After months of grappling with how best to address the health costs of vaping, Massachusetts lawmakers have opted to ban the sweet (and minty) stuff. On Thursday, members of the state’s House of Representatives voted to prohibit the sale of flavored tobacco and vape products. The vote was handed down shortly before the members of Congress broke for the holidays.
And that’s not all. The vaping products that remain legal will be subject to a whopping 75 excise tax.
The vote marks the first time such a statewide prohibition has been enacted in the United States, although San Francisco lawmakers banned the sale of all vaping products earlier this year. Other states have enacted temporary bans on certain products, as in the case of Oregon, where a prohibition was overturned by the courts that would have blocked the sale of flavored cannabis vaping products.
The legislation will now go to the desk of Governor Charlie Baker, who has already established himself as an advocate for limiting access to vaping. In October, he enacted an emergency four-month ban on all vaping products in a move that was deemed outside his authority by a judge. The decision was handed over to Massachusetts’ Cannabis Control Commission, which opted to quarantine all cannabis vaping products, save for those that use flower. Later, a judge lifted the ban for medical marijuana patients.
The flurry of prohibition was largely catalyzed by a rash of vaping-related lung injuries that has so far claimed 47 lives, according to the Centers for Disease Control.
Vaping companies have also been the subject of recent lawsuits, including lawsuits filed by California and North Carolina state officials against leading vape company Juul.
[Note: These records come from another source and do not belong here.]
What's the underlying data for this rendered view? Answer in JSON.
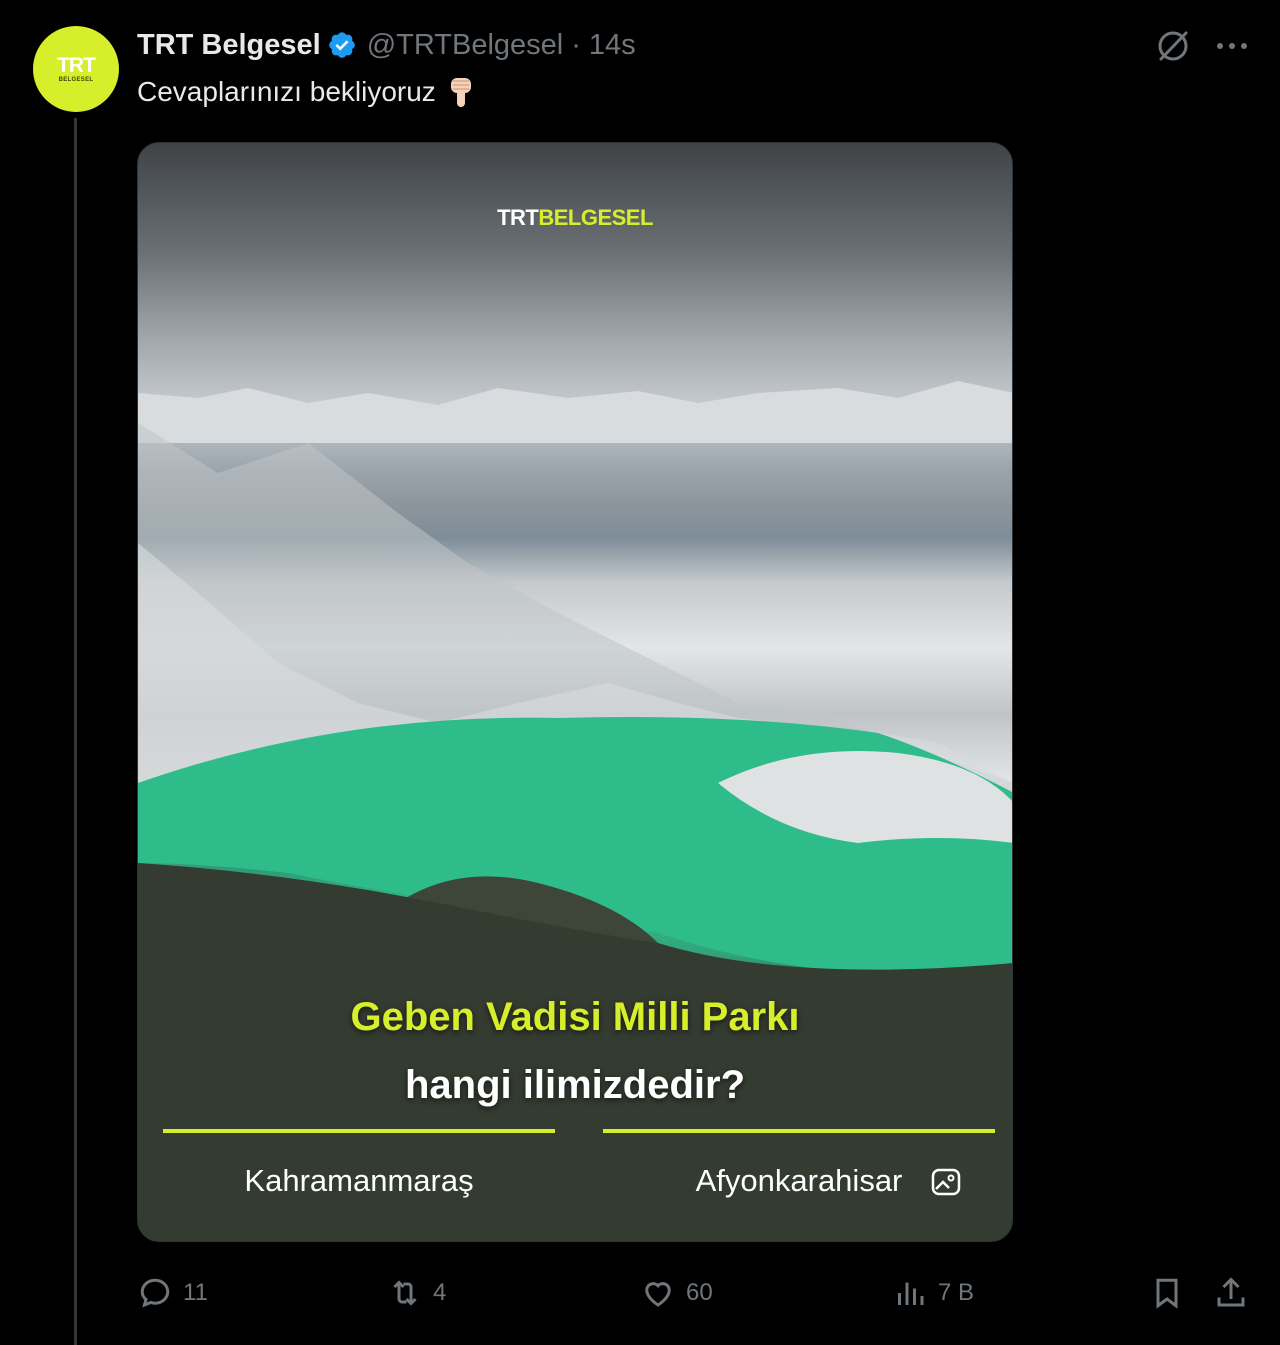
{
  "tweet": {
    "author_name": "TRT Belgesel",
    "handle": "@TRTBelgesel",
    "separator": "·",
    "time": "14s",
    "text": "Cevaplarınızı bekliyoruz",
    "avatar": {
      "line1": "TRT",
      "line2": "BELGESEL",
      "color": "#d7ef2a"
    }
  },
  "media": {
    "logo_white": "TRT",
    "logo_green": "BELGESEL",
    "question_line1": "Geben Vadisi Milli Parkı",
    "question_line2": "hangi ilimizdedir?",
    "option_1": "Kahramanmaraş",
    "option_2": "Afyonkarahisar",
    "accent_color": "#d7ef2a"
  },
  "actions": {
    "replies": "11",
    "reposts": "4",
    "likes": "60",
    "views": "7 B"
  },
  "icons": [
    "verified-badge-icon",
    "grok-icon",
    "more-icon",
    "pointing-down-emoji",
    "alt-image-icon",
    "reply-icon",
    "repost-icon",
    "like-icon",
    "views-icon",
    "bookmark-icon",
    "share-icon"
  ],
  "colors": {
    "background": "#000000",
    "text": "#e7e9ea",
    "muted": "#71767b",
    "verified": "#1d9bf0"
  }
}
New York Attorney Letitia James announced that the state was suing the company, citing what she calls a coordinated marketing campaign targeting teens.
A National Youth Tobacco survey found that 4.1 million students nationwide vape, including one-third of high school students in New York State. The nationwide vaper figure stands at 1.2 million among middle school students.
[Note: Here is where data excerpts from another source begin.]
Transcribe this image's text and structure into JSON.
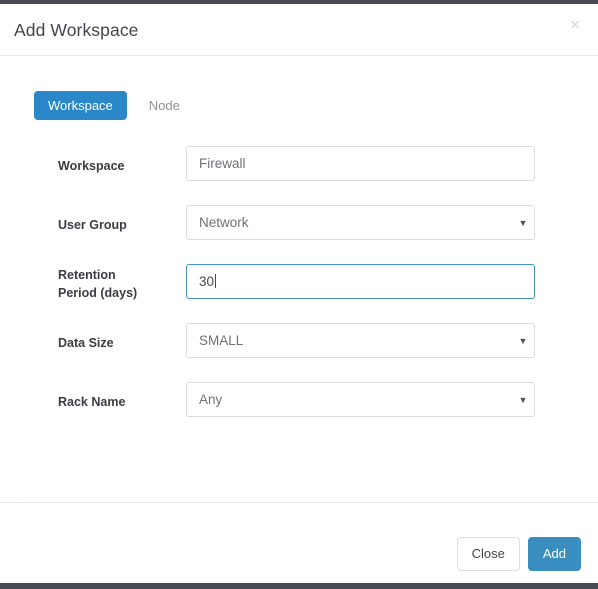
{
  "window": {
    "title": "Add Workspace",
    "close_label": "×",
    "close_icon": "close-icon"
  },
  "tabs": [
    {
      "label": "Workspace",
      "active": true
    },
    {
      "label": "Node",
      "active": false
    }
  ],
  "form": {
    "fields": [
      {
        "label": "Workspace",
        "type": "text",
        "value": "Firewall",
        "placeholder": "Firewall",
        "focused": false
      },
      {
        "label": "User Group",
        "type": "select",
        "value": "Network",
        "arrow_icon": "chevron-down-icon",
        "focused": false
      },
      {
        "label": "Retention\nPeriod (days)",
        "label_line1": "Retention",
        "label_line2": "Period (days)",
        "type": "text",
        "value": "30",
        "focused": true
      },
      {
        "label": "Data Size",
        "type": "select",
        "value": "SMALL",
        "arrow_icon": "chevron-down-icon",
        "focused": false
      },
      {
        "label": "Rack Name",
        "type": "select",
        "value": "Any",
        "arrow_icon": "chevron-down-icon",
        "focused": false
      }
    ]
  },
  "footer": {
    "close_button": "Close",
    "add_button": "Add"
  },
  "colors": {
    "accent_blue": "#2a87c8",
    "primary_button": "#3a8dbf",
    "focus_border": "#3e96bf",
    "label_text": "#3b3d42",
    "field_text": "#6f7276",
    "border": "#dcdcdc",
    "chrome": "#4a4a52"
  },
  "select_arrow_glyph": "▼"
}
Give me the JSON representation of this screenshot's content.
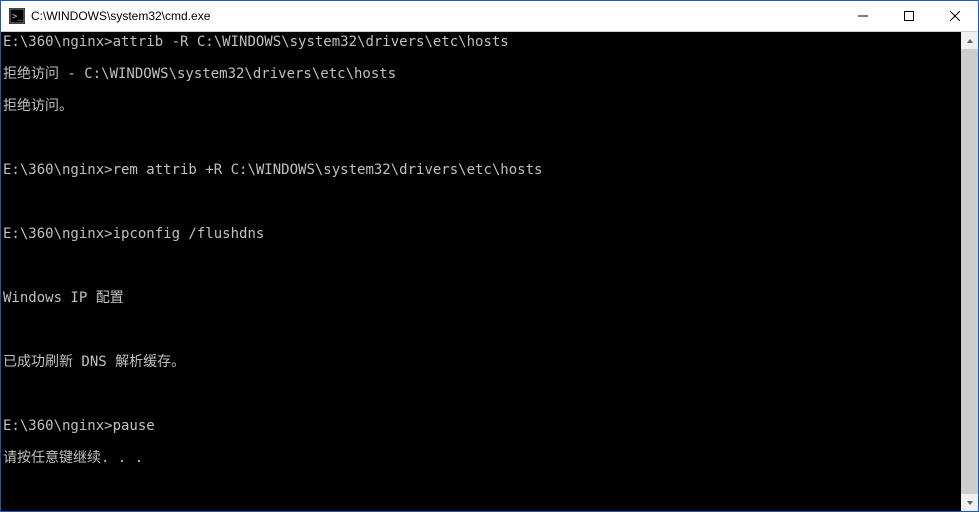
{
  "titlebar": {
    "icon_name": "cmd-icon",
    "title": "C:\\WINDOWS\\system32\\cmd.exe",
    "minimize_label": "Minimize",
    "maximize_label": "Maximize",
    "close_label": "Close"
  },
  "terminal": {
    "lines": [
      {
        "prompt": "E:\\360\\nginx>",
        "cmd": "attrib -R C:\\WINDOWS\\system32\\drivers\\etc\\hosts"
      },
      {
        "out": "拒绝访问 - C:\\WINDOWS\\system32\\drivers\\etc\\hosts"
      },
      {
        "out": "拒绝访问。"
      },
      {
        "out": ""
      },
      {
        "prompt": "E:\\360\\nginx>",
        "cmd": "rem attrib +R C:\\WINDOWS\\system32\\drivers\\etc\\hosts"
      },
      {
        "out": ""
      },
      {
        "prompt": "E:\\360\\nginx>",
        "cmd": "ipconfig /flushdns"
      },
      {
        "out": ""
      },
      {
        "out": "Windows IP 配置"
      },
      {
        "out": ""
      },
      {
        "out": "已成功刷新 DNS 解析缓存。"
      },
      {
        "out": ""
      },
      {
        "prompt": "E:\\360\\nginx>",
        "cmd": "pause"
      },
      {
        "out": "请按任意键继续. . ."
      }
    ]
  },
  "scrollbar": {
    "up_label": "Scroll Up",
    "down_label": "Scroll Down"
  }
}
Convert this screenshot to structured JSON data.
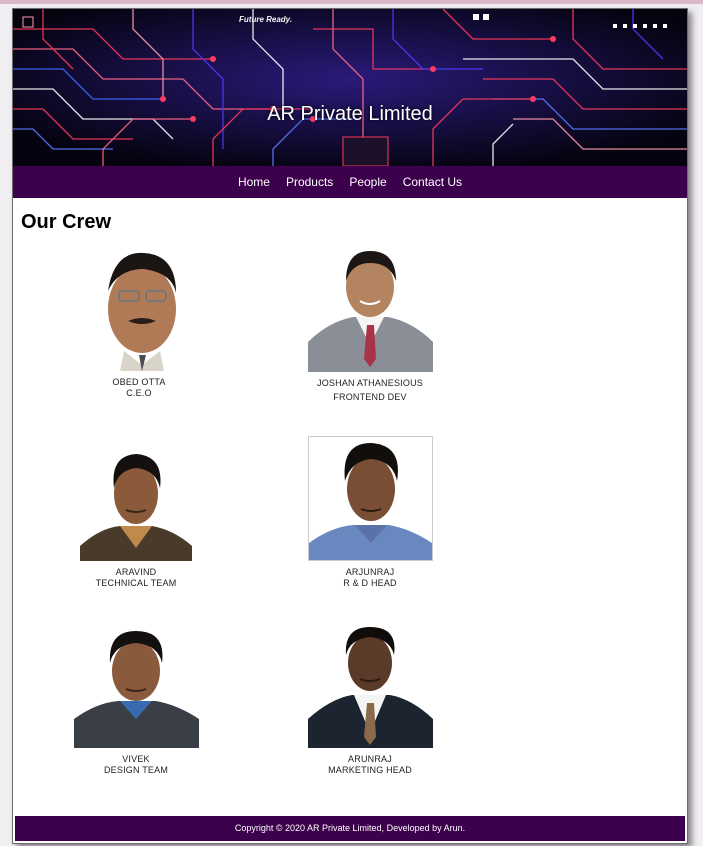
{
  "banner": {
    "tagline": "Future Ready.",
    "brand": "AR Private Limited"
  },
  "nav": {
    "items": [
      {
        "label": "Home"
      },
      {
        "label": "Products"
      },
      {
        "label": "People"
      },
      {
        "label": "Contact Us"
      }
    ]
  },
  "main": {
    "heading": "Our Crew",
    "members": [
      {
        "name": "OBED OTTA",
        "role": "C.E.O"
      },
      {
        "name": "JOSHAN ATHANESIOUS",
        "role": "FRONTEND DEV"
      },
      {
        "name": "ARAVIND",
        "role": "TECHNICAL TEAM"
      },
      {
        "name": "ARJUNRAJ",
        "role": "R & D HEAD"
      },
      {
        "name": "VIVEK",
        "role": "DESIGN TEAM"
      },
      {
        "name": "ARUNRAJ",
        "role": "MARKETING HEAD"
      }
    ]
  },
  "footer": {
    "text": "Copyright © 2020 AR Private Limited, Developed by Arun."
  },
  "colors": {
    "nav_bg": "#3c004c",
    "banner_bg": "#07051a",
    "circuit_red": "#ff3a5e",
    "circuit_blue": "#4b3bff"
  }
}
Perhaps in response to such allegations of the targeting of young people, Juul announced earlier this month that it would no longer be selling its popular mint-flavored products. The decision was made after a government survey.
If signed, the Massachusetts bill will go into effect immediately for flavored products and on June 1 for menthol cigarettes. It also mandates that health insurance companies fund tobacco cessation counseling.
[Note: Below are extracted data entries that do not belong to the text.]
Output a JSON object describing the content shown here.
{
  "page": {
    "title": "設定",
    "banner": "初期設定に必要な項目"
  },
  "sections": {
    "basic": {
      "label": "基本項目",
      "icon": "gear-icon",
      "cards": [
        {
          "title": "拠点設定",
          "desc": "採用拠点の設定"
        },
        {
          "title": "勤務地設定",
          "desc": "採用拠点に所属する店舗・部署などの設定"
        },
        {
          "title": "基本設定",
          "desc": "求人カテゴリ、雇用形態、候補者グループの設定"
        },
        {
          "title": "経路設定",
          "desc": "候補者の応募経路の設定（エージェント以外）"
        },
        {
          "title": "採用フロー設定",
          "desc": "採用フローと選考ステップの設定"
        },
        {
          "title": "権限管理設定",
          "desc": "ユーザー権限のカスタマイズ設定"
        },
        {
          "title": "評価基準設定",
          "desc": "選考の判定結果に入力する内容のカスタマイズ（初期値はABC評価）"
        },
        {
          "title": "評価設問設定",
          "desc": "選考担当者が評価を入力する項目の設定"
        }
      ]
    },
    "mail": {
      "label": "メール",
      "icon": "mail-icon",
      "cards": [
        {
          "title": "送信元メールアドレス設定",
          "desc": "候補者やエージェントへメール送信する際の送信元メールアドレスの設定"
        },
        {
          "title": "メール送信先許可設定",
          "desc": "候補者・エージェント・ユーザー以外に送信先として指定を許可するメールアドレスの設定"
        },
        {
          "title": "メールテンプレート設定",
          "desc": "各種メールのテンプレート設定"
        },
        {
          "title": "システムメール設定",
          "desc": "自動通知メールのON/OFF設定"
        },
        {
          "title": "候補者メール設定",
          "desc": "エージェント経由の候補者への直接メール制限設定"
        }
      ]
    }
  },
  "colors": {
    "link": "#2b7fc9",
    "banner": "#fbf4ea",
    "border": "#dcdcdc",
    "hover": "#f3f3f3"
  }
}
“This legislation is a critical step to help end the worsening youth e-cigarette epidemic and stop tobacco companies from using appealing flavors to lure kids into a lifetime of addiction,” said president of the Campaign for Tobacco Free Kids Matthew Myers in a written statement. “It would make Massachusetts the first state in the nation to prohibit the sale of all flavored tobacco products.”
Not everyone was pleased, however. “We are disappointed the legislature supports bills that disproportionately impact communities of color and have disastrous implications for public health, public safety, state tax revenue and jobs in the Commonwealth,” said Jonathan Shaer, president of the New England Convenience Store Owners and Energy Marketers Association, in a statement.